Second-quarter performance in Russia has been below expectations, said Chief Executive Jorgen Rasmussen in the statement.
The recovery in the beer category is taking longer than we anticipated as the Russian consumer adapts to the exceptional price increases of around 30 percent undertaken during the last 18 months, Rasmussen said.
This impacts negatively our Russian 2011 profits and is the driver behind our revised 2011 outlook, Rasmussen said.
Carlsberg said it sees Russian beer volume growth at a low single-digit percentage figure from a previous forecast of between 2 and 4 percent this year. The Russian market declined by about 2 percent in the second quarter, it said.
Unfavorable weather during the second quarter also hit beer consumption, the brewer said.
I would not have thought that Carlsberg would have to downgrade its outlook due to this, Nymann said, adding he had expected it would have been easier to get price increases through in Eastern Europe.
Perhaps we are now heading toward more difficult times for the Russian economy and Carlsberg ought to be careful not to tighten the price screw too hard from now on, said Sydbank analyst Morten Imsgard.
In spite of the weak second-quarter development, Rasmussen said he still saw improvement ahead.
I'm confident that our Russian business will return to growth, Rasmussen said. At the same time, I'm pleased with the performance of the rest of the Group.
EUROPE, ASIA GROWTH
Beer markets in Northern and Western Europe grew slightly for the first six months.

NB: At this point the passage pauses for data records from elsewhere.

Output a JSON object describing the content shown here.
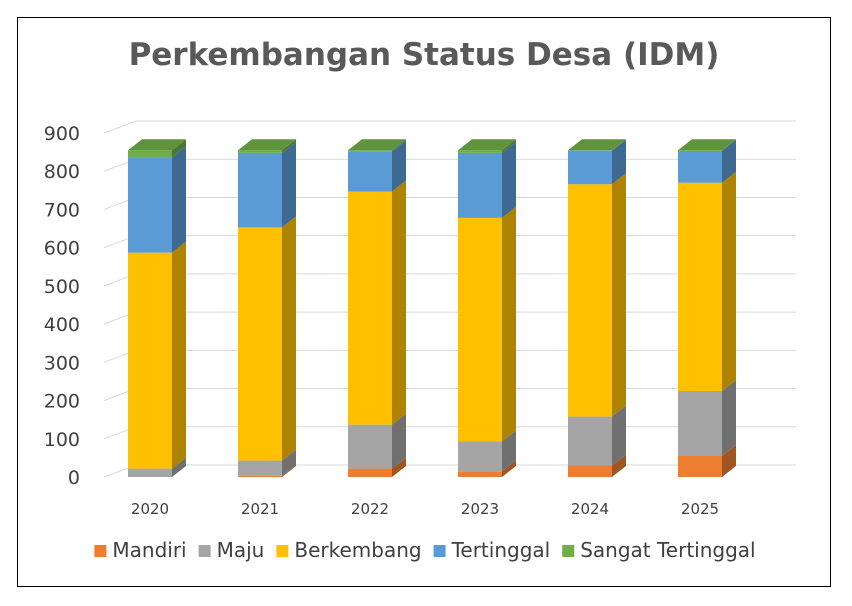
{
  "chart_data": {
    "type": "bar",
    "stacked": true,
    "three_d": true,
    "title": "Perkembangan Status Desa (IDM)",
    "categories": [
      "2020",
      "2021",
      "2022",
      "2023",
      "2024",
      "2025"
    ],
    "ylim": [
      0,
      900
    ],
    "yticks": [
      "0",
      "100",
      "200",
      "300",
      "400",
      "500",
      "600",
      "700",
      "800",
      "900"
    ],
    "grid": true,
    "legend_position": "bottom",
    "series": [
      {
        "name": "Mandiri",
        "color": "#ED7D31",
        "values": [
          0,
          3,
          22,
          15,
          30,
          55
        ]
      },
      {
        "name": "Maju",
        "color": "#A5A5A5",
        "values": [
          22,
          40,
          115,
          78,
          128,
          170
        ]
      },
      {
        "name": "Berkembang",
        "color": "#FFC000",
        "values": [
          565,
          610,
          610,
          585,
          608,
          545
        ]
      },
      {
        "name": "Tertinggal",
        "color": "#5B9BD5",
        "values": [
          250,
          195,
          105,
          170,
          88,
          83
        ]
      },
      {
        "name": "Sangat Tertinggal",
        "color": "#70AD47",
        "values": [
          18,
          7,
          3,
          7,
          1,
          2
        ]
      }
    ]
  }
}
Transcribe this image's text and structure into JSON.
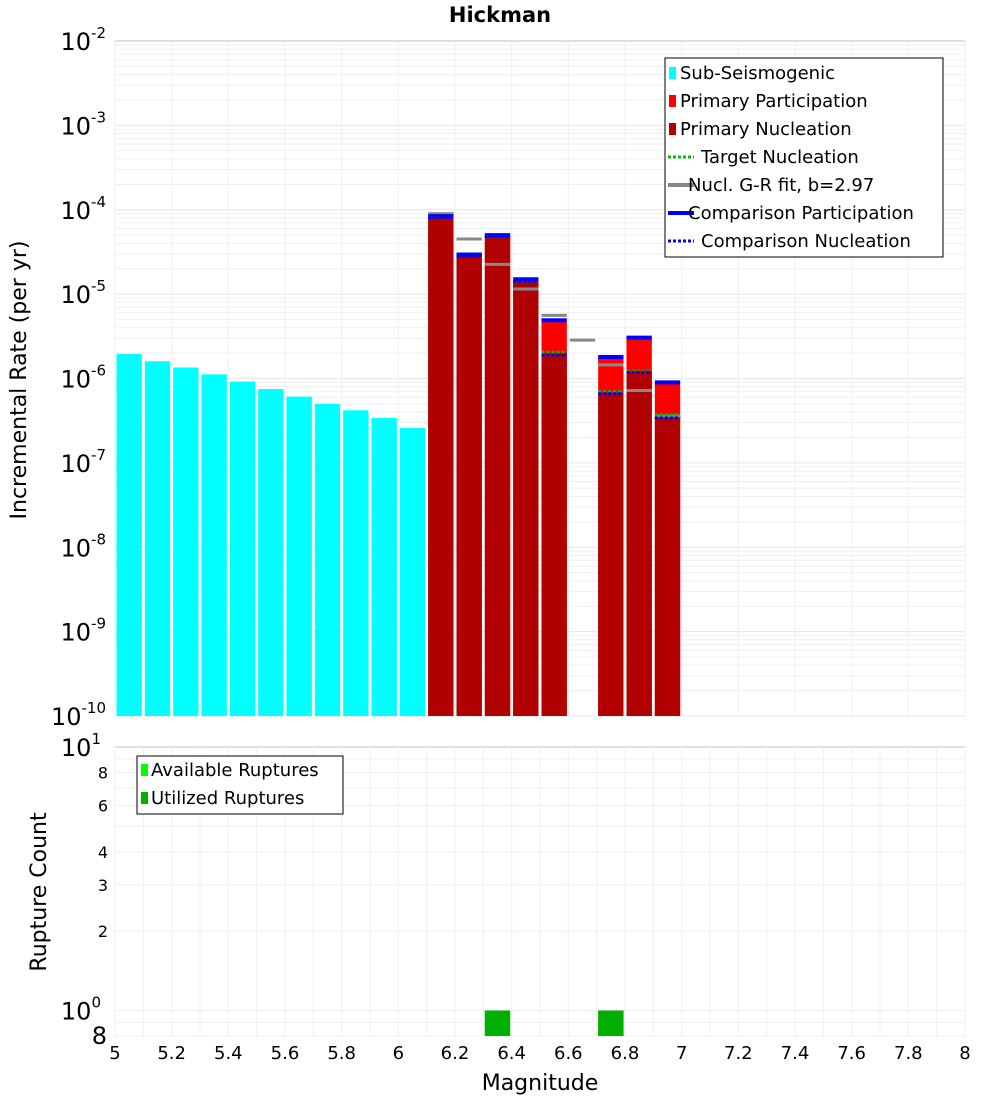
{
  "chart_data": [
    {
      "type": "bar",
      "title": "Hickman",
      "xlabel": "",
      "ylabel": "Incremental Rate (per yr)",
      "xlim": [
        5,
        8
      ],
      "ylim": [
        1e-10,
        0.01
      ],
      "yscale": "log",
      "y_major_ticks": [
        {
          "base": "10",
          "exp": "-2",
          "value": 0.01
        },
        {
          "base": "10",
          "exp": "-3",
          "value": 0.001
        },
        {
          "base": "10",
          "exp": "-4",
          "value": 0.0001
        },
        {
          "base": "10",
          "exp": "-5",
          "value": 1e-05
        },
        {
          "base": "10",
          "exp": "-6",
          "value": 1e-06
        },
        {
          "base": "10",
          "exp": "-7",
          "value": 1e-07
        },
        {
          "base": "10",
          "exp": "-8",
          "value": 1e-08
        },
        {
          "base": "10",
          "exp": "-9",
          "value": 1e-09
        },
        {
          "base": "10",
          "exp": "-10",
          "value": 1e-10
        }
      ],
      "legend": [
        {
          "label": "Sub-Seismogenic",
          "style": "box",
          "color": "#00ffff"
        },
        {
          "label": "Primary Participation",
          "style": "box",
          "color": "#ff0000"
        },
        {
          "label": "Primary Nucleation",
          "style": "box",
          "color": "#b00000"
        },
        {
          "label": "Target Nucleation",
          "style": "dotted",
          "color": "#00c000"
        },
        {
          "label": "Nucl. G-R fit, b=2.97",
          "style": "solid",
          "color": "#888888"
        },
        {
          "label": "Comparison Participation",
          "style": "solid",
          "color": "#0000ff"
        },
        {
          "label": "Comparison Nucleation",
          "style": "dotted",
          "color": "#0000ff"
        }
      ],
      "legend_position": "top-right",
      "series": [
        {
          "name": "Sub-Seismogenic",
          "color": "#00ffff",
          "x": [
            5.05,
            5.15,
            5.25,
            5.35,
            5.45,
            5.55,
            5.65,
            5.75,
            5.85,
            5.95,
            6.05
          ],
          "values": [
            1.95e-06,
            1.6e-06,
            1.35e-06,
            1.12e-06,
            9.2e-07,
            7.5e-07,
            6.1e-07,
            5e-07,
            4.2e-07,
            3.4e-07,
            2.6e-07
          ]
        },
        {
          "name": "Primary Participation",
          "color": "#ff0000",
          "x": [
            6.15,
            6.25,
            6.35,
            6.45,
            6.55,
            6.75,
            6.85,
            6.95
          ],
          "values": [
            8.2e-05,
            2.9e-05,
            4.9e-05,
            1.45e-05,
            4.7e-06,
            1.75e-06,
            2.95e-06,
            8.8e-07
          ]
        },
        {
          "name": "Primary Nucleation",
          "color": "#b00000",
          "x": [
            6.15,
            6.25,
            6.35,
            6.45,
            6.55,
            6.75,
            6.85,
            6.95
          ],
          "values": [
            8.2e-05,
            2.9e-05,
            4.9e-05,
            1.45e-05,
            2e-06,
            6.8e-07,
            1.2e-06,
            3.6e-07
          ]
        },
        {
          "name": "Target Nucleation",
          "color": "#00c000",
          "x": [
            6.15,
            6.25,
            6.35,
            6.45,
            6.55,
            6.75,
            6.85,
            6.95
          ],
          "values": [
            8e-05,
            2.8e-05,
            4.8e-05,
            1.42e-05,
            2.05e-06,
            7e-07,
            1.22e-06,
            3.7e-07
          ]
        },
        {
          "name": "Nucl. G-R fit, b=2.97",
          "color": "#888888",
          "x": [
            6.15,
            6.25,
            6.35,
            6.45,
            6.55,
            6.65,
            6.75,
            6.85,
            6.95
          ],
          "values": [
            9e-05,
            4.5e-05,
            2.25e-05,
            1.15e-05,
            5.6e-06,
            2.85e-06,
            1.45e-06,
            7.2e-07,
            3.6e-07
          ]
        },
        {
          "name": "Comparison Participation",
          "color": "#0000ff",
          "x": [
            6.15,
            6.25,
            6.35,
            6.45,
            6.55,
            6.75,
            6.85,
            6.95
          ],
          "values": [
            8.4e-05,
            2.95e-05,
            5e-05,
            1.5e-05,
            4.9e-06,
            1.8e-06,
            3.05e-06,
            9e-07
          ]
        },
        {
          "name": "Comparison Nucleation",
          "color": "#0000ff",
          "x": [
            6.15,
            6.25,
            6.35,
            6.45,
            6.55,
            6.75,
            6.85,
            6.95
          ],
          "values": [
            8e-05,
            2.8e-05,
            4.8e-05,
            1.42e-05,
            1.9e-06,
            6.6e-07,
            1.18e-06,
            3.4e-07
          ]
        }
      ]
    },
    {
      "type": "bar",
      "title": "",
      "xlabel": "Magnitude",
      "ylabel": "Rupture Count",
      "xlim": [
        5,
        8
      ],
      "ylim": [
        0.8,
        10
      ],
      "yscale": "log",
      "x_ticks": [
        "5",
        "5.2",
        "5.4",
        "5.6",
        "5.8",
        "6",
        "6.2",
        "6.4",
        "6.6",
        "6.8",
        "7",
        "7.2",
        "7.4",
        "7.6",
        "7.8",
        "8"
      ],
      "y_major_ticks": [
        {
          "base": "10",
          "exp": "1",
          "value": 10
        },
        {
          "base": "10",
          "exp": "0",
          "value": 1
        }
      ],
      "y_minor_ticks": [
        {
          "label": "8",
          "value": 8
        },
        {
          "label": "6",
          "value": 6
        },
        {
          "label": "4",
          "value": 4
        },
        {
          "label": "3",
          "value": 3
        },
        {
          "label": "2",
          "value": 2
        },
        {
          "label": "8",
          "value": 0.8
        }
      ],
      "legend": [
        {
          "label": "Available Ruptures",
          "style": "box",
          "color": "#00ff00"
        },
        {
          "label": "Utilized Ruptures",
          "style": "box",
          "color": "#00b000"
        }
      ],
      "legend_position": "top-left",
      "series": [
        {
          "name": "Utilized Ruptures",
          "color": "#00b000",
          "x": [
            6.35,
            6.75
          ],
          "values": [
            1,
            1
          ]
        }
      ]
    }
  ]
}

In Asia most beer markets reflected growth of mid- to high single-digit percentages.
For the Copenhagen-based brewer of Tuborg, Baltika and Carlsberg beers, northern and western Europe account for about 40 percent of total beer sales and Asia about 20 percent.
It looks good for the business in northern and western Europe, and in Asia which is seeing strong growth in China, Imsgard said.
Second-quarter operating profit fell to 3.70 billion Danish crowns ($715 million) from 4.24 billion in the same quarter last year, missing analysts' average estimate of 4.34 billion forecast in a Reuters poll.
Sales rose 4.3 percent to 18.74 billion, in line with a 18.73 billion average forecast.